Republicans and Democrats are outraged that Russia has not immediately turned Edward Snowden over to the United States to face charges of espionage and treason.

Arizona Senator John McCain and New York Democrat Senator Chuck Schumer on Sunday accused Russian President Putin of using the NSA whistleblower as an excuse to attack the United States. McCain went so far as to insinuate that Putin is trying to rekindle the Cold War.

“I think we pushed the reset back down to about 1955. And so we have to deal realistically with an autocratic ruler of Russia who continues to repress people,” McCain told Fox News on Sunday.

“They thumb our nose at us no matter what the issue is, and we should deal realistically, not a return of the Cold War, but realistically with Vladimir Putin,” he added.

“They should pay a price, either diplomatic, economic, geopolitical, for doing what they did. They’re always putting their finger in our eye,” said Schumer. He said the United States should impose sanctions on Ecuador, although Snowden has yet to take refuge in the South American country.

Rand Paul, the Senator from Kentucky, is one of a small number of people in government defending the former Booz Allen Hamilton analyst.

“They’re going to contrast the behavior of James Clapper, our national intelligence director, with Edward Snowden,” said Paul. “Mr. Clapper lied in Congress in defiance of the law in the name of security. Mr. Snowden told the truth in the name of privacy.”

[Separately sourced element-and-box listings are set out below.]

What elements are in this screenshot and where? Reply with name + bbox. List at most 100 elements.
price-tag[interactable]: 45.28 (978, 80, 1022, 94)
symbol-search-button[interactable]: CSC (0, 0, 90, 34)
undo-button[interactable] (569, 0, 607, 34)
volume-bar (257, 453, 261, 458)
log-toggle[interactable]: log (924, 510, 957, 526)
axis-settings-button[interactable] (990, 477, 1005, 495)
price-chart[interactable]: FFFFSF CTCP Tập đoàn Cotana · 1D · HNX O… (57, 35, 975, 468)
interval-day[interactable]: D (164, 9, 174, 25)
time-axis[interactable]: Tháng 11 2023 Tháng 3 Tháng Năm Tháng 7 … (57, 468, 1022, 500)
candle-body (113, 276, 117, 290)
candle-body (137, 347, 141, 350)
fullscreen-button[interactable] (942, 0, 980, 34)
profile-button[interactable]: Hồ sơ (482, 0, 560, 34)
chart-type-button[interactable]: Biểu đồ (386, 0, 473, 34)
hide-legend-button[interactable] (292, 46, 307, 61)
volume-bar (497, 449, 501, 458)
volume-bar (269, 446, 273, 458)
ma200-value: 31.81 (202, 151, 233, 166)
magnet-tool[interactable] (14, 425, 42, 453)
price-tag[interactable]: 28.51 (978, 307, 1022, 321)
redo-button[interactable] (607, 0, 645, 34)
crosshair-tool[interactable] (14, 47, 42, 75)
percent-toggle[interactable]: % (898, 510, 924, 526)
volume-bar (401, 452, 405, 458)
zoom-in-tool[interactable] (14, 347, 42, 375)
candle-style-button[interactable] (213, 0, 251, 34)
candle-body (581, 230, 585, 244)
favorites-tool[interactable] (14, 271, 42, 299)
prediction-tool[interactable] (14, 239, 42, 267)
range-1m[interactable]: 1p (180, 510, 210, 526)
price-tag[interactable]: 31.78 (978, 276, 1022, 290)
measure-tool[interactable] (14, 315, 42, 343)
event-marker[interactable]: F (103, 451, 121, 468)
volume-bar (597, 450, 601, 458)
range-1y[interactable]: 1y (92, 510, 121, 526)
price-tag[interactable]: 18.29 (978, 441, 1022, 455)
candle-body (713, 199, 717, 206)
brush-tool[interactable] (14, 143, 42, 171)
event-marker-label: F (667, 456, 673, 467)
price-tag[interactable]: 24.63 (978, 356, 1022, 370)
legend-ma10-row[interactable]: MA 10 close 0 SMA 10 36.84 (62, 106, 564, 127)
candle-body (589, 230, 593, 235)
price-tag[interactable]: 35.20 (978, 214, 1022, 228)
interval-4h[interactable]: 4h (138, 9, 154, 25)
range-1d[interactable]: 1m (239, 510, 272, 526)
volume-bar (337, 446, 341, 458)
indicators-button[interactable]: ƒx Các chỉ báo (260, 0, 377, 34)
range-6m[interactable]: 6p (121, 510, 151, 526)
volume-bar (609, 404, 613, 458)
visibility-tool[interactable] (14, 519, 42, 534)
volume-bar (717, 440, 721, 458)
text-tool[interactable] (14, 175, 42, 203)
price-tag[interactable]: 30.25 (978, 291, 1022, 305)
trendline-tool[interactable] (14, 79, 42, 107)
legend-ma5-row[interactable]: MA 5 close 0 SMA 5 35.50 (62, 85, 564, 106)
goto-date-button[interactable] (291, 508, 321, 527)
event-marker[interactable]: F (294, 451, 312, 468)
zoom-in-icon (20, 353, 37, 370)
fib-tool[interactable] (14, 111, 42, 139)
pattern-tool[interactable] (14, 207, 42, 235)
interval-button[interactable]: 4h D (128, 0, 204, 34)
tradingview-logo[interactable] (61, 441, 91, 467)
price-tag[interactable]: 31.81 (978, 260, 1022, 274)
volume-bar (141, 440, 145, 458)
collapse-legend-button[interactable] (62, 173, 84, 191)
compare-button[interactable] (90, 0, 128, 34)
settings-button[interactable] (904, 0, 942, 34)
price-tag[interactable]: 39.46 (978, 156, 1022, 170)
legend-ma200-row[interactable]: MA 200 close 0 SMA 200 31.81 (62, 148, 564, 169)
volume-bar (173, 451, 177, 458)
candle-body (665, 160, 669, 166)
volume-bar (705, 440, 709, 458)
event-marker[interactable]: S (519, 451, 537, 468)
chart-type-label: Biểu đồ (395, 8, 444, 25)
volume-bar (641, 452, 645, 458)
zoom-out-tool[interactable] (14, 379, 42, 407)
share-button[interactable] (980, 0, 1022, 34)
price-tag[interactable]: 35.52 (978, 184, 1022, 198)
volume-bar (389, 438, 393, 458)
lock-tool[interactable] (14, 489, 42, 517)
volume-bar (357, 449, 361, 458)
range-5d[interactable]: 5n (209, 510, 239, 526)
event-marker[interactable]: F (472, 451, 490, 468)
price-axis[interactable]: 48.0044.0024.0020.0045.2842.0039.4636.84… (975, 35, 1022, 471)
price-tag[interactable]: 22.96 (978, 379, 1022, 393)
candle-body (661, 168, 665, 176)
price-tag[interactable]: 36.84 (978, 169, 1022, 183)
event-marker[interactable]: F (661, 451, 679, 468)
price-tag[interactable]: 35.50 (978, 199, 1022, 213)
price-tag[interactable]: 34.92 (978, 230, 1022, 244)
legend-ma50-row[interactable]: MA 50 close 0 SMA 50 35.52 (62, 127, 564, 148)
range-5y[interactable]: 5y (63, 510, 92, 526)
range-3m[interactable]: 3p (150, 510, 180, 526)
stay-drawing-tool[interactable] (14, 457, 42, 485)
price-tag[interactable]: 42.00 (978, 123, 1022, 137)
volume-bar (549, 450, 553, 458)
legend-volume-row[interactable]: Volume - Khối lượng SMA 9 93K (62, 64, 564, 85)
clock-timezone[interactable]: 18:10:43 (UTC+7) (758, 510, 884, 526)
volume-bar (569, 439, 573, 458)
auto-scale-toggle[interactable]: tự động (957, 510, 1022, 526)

“Everybody is worried about him and what they’re going to do and how they will convict him of treason and how they’re going to kill him, but what about the people who destroy our Constitution?” Ron Paul said last month. “What kind of penalty are those individuals who take the Second or the Fourth amendment and destroy it? What do we think about people who assassinate American citizens without trials and assume that’s the law of the land? That’s where our problem is.”

“I’m worried about somebody in our government who might kill him, with a cruise missile or a drone missile,” the elder Paul said.

Vice president Joe Biden intervened directly in the case when he called Ecuador’s president Rafael Correa to urge him to turn down Snowden’s asylum request. Correa told Biden Ecuador will not consider the asylum request until Snowden is on Ecuadorean soil.

Snowden is allegedly holed up at Moscow’s international airport.

“The moment that he arrives, if he arrives, the first thing is we’ll ask the opinion of the United States, as we did in the Assange case with England,” Correa said. “But the decision is ours to make.”

In August, 2012, Ecuador gave asylum to Wikileaks founder and activist Julian Assange. Ricardo Patiño, the Ecuadorian Foreign Minister, said he was concerned Assange might be extradited to the United States and face execution or indefinite detainment.

Assange has taken refuge in the Ecuadorian embassy. Britain’s Foreign Secretary, William Hague, said that if he leaves the embassy he will be arrested.

Republican Sarah Palin has called for Assange to be “hunted down” while Mike Huckabee has called for his assassination. “Whoever in our government leaked that information is guilty of treason, and I think anything less than execution is too kind a penalty,” said the former presidential candidate.